As we discussed on the blog yesterday, complex regional pain syndrome (CRPS) is a chronic neurological pain syndrome. There are many treatments that can help with the symptoms of CRPS; however, there is no single treatment to cure.
The following treatments can help ease symptoms:
Pharmacological Therapy – Pain management physicians may prescribe an appropriate medication regimen.
Interventional Therapy – Procedures – often using fluoroscopic/x-ray guidance – performed by anesthesiology-trained pain physicians can help reduce painful nerve pathways. These may include: sympathetic nerve blocks and peripheral nerve blocks; or spinal cord stimulation – a well-established treatment option that involves a temporary trial of the therapy and option of permanent implantation of the device.

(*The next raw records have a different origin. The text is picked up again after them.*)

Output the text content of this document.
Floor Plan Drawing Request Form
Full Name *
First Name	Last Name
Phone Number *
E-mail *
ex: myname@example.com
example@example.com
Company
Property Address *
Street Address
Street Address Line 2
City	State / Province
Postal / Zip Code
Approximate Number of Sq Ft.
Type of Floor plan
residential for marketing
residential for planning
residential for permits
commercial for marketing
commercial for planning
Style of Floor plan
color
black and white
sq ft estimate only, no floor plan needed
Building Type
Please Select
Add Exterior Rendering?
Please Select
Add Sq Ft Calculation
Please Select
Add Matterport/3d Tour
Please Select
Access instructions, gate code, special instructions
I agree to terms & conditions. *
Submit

Conservative Therapy – Desensitization therapy regimen, transcutaneous electrical nerve stimulation (TENS) therapy or electrical acupuncture – all performed by chiropractic staff.

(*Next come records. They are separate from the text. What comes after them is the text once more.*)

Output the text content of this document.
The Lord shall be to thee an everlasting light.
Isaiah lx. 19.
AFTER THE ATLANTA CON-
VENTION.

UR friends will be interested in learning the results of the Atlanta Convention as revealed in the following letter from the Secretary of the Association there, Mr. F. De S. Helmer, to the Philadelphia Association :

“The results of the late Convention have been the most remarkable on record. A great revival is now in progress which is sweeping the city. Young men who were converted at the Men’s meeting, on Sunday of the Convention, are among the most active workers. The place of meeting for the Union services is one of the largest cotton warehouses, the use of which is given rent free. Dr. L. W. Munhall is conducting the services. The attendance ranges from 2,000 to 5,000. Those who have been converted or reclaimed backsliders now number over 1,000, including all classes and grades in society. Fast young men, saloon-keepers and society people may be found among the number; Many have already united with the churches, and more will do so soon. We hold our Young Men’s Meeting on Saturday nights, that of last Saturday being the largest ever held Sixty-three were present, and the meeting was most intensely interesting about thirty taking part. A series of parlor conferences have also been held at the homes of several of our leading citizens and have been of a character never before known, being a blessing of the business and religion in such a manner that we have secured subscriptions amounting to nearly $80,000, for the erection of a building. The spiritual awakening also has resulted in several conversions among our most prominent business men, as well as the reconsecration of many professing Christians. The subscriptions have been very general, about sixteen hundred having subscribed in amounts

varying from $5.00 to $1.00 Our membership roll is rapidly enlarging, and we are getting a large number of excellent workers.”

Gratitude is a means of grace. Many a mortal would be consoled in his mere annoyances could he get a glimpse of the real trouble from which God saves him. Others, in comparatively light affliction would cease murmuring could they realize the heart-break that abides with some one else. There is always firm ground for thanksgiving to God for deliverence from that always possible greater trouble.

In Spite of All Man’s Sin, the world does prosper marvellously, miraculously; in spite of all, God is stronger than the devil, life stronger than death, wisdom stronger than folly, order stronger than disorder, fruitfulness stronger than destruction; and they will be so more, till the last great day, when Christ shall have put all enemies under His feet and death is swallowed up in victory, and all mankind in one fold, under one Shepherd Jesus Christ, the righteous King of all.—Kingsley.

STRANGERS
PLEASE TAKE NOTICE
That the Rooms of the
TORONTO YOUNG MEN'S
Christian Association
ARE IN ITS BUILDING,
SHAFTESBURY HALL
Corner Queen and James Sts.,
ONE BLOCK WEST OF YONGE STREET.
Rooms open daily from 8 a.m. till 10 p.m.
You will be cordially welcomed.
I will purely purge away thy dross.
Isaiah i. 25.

When prescribed one of the aforementioned treatment plans, following it is critical to success to maximize relief of symptoms. The conservative therapies are as critically important as the pharmacological and interventional therapies.
More specifically, desensitization therapy is used to modify how sensitive an area is to a specific stimulus. It is designed to apply a stimulus to the affected area for short periods of time, which can be done frequently throughout the day. Desensitization therapy often includes application of unpleasant stimuli to the hypersensitive area for a short period of time. These unpleasant stimuli are things that the body is often exposed to daily; thus, they are not harmful or damaging. The items used for desensitization therapy vary depending on what stimuli the affected body part transmits as pain.

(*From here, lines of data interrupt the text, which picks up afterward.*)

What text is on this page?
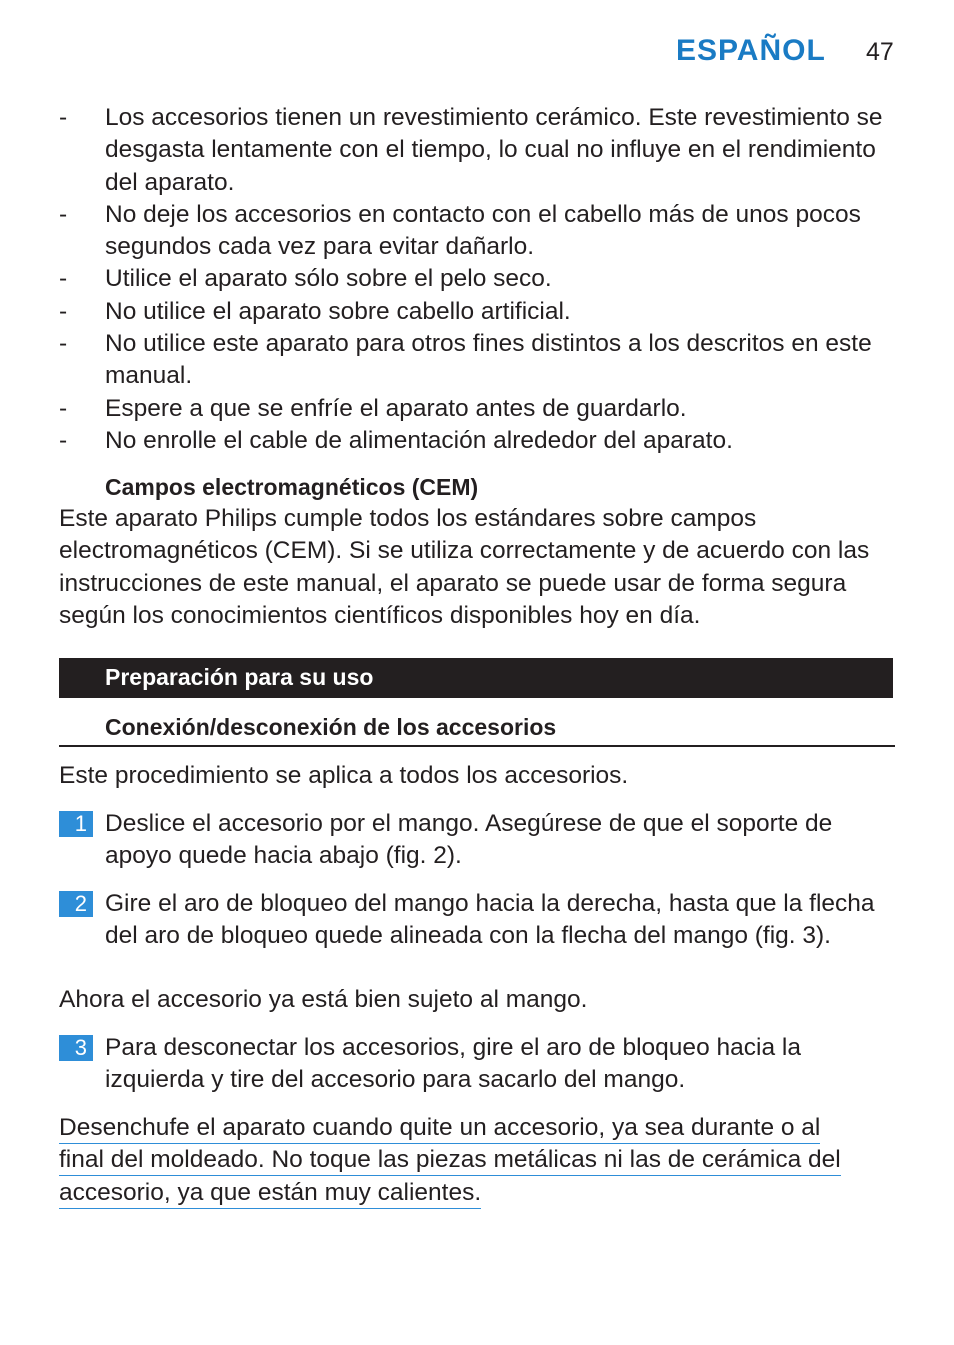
ESPAÑOL 47
-	Los accesorios tienen un revestimiento cerámico. Este revestimiento se desgasta lentamente con el tiempo, lo cual no influye en el rendimiento del aparato.
-	No deje los accesorios en contacto con el cabello más de unos pocos segundos cada vez para evitar dañarlo.
-	Utilice el aparato sólo sobre el pelo seco.
-	No utilice el aparato sobre cabello artificial.
-	No utilice este aparato para otros fines distintos a los descritos en este manual.
-	Espere a que se enfríe el aparato antes de guardarlo.
-	No enrolle el cable de alimentación alrededor del aparato.
Campos electromagnéticos (CEM)
Este aparato Philips cumple todos los estándares sobre campos electromagnéticos (CEM). Si se utiliza correctamente y de acuerdo con las instrucciones de este manual, el aparato se puede usar de forma segura según los conocimientos científicos disponibles hoy en día.
Preparación para su uso
Conexión/desconexión de los accesorios
Este procedimiento se aplica a todos los accesorios.
1 Deslice el accesorio por el mango. Asegúrese de que el soporte de apoyo quede hacia abajo (fig. 2).
2 Gire el aro de bloqueo del mango hacia la derecha, hasta que la flecha del aro de bloqueo quede alineada con la flecha del mango (fig. 3).
Ahora el accesorio ya está bien sujeto al mango.
3 Para desconectar los accesorios, gire el aro de bloqueo hacia la izquierda y tire del accesorio para sacarlo del mango.
Desenchufe el aparato cuando quite un accesorio, ya sea durante o al
final del moldeado. No toque las piezas metálicas ni las de cerámica del
accesorio, ya que están muy calientes.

Such desensitization programs begin with stimuli that produce the least painful response. Once the painful area starts to acclimate to the applied stimulus, the next stimulus is incorporated. For example, a therapy program may start with soft material such as silk, and progress to rougher materials like wool or textured fabrics (i.e. Velcro). Desensitization exercises, stretching, hot and cold stimuli, TENS unit therapy as well as electro-acupuncture may be incorporated in the treatment to decrease pain and normalize nerve responses. Depending on the severity of the condition it may be at times more tolerable to the patient, especially early in the therapy, if he or she seeks alternate modalities to help ease the discomfort. These modalities may include sympathetic nerve blocks, peripheral nerve blocks, and/ or analgesic medications provided by our pain physicians.
Desensitization therapy is used to minimize the body’s painful response to a certain stimuli. The goal of this therapy is to hinder or interrupt the body’s interpretation of routine stimuli as painful stimuli. To begin, it is advised patients speak with a physician, chiropractor or therapist to determine if any of the previously discussed therapies are appropriate and recommended.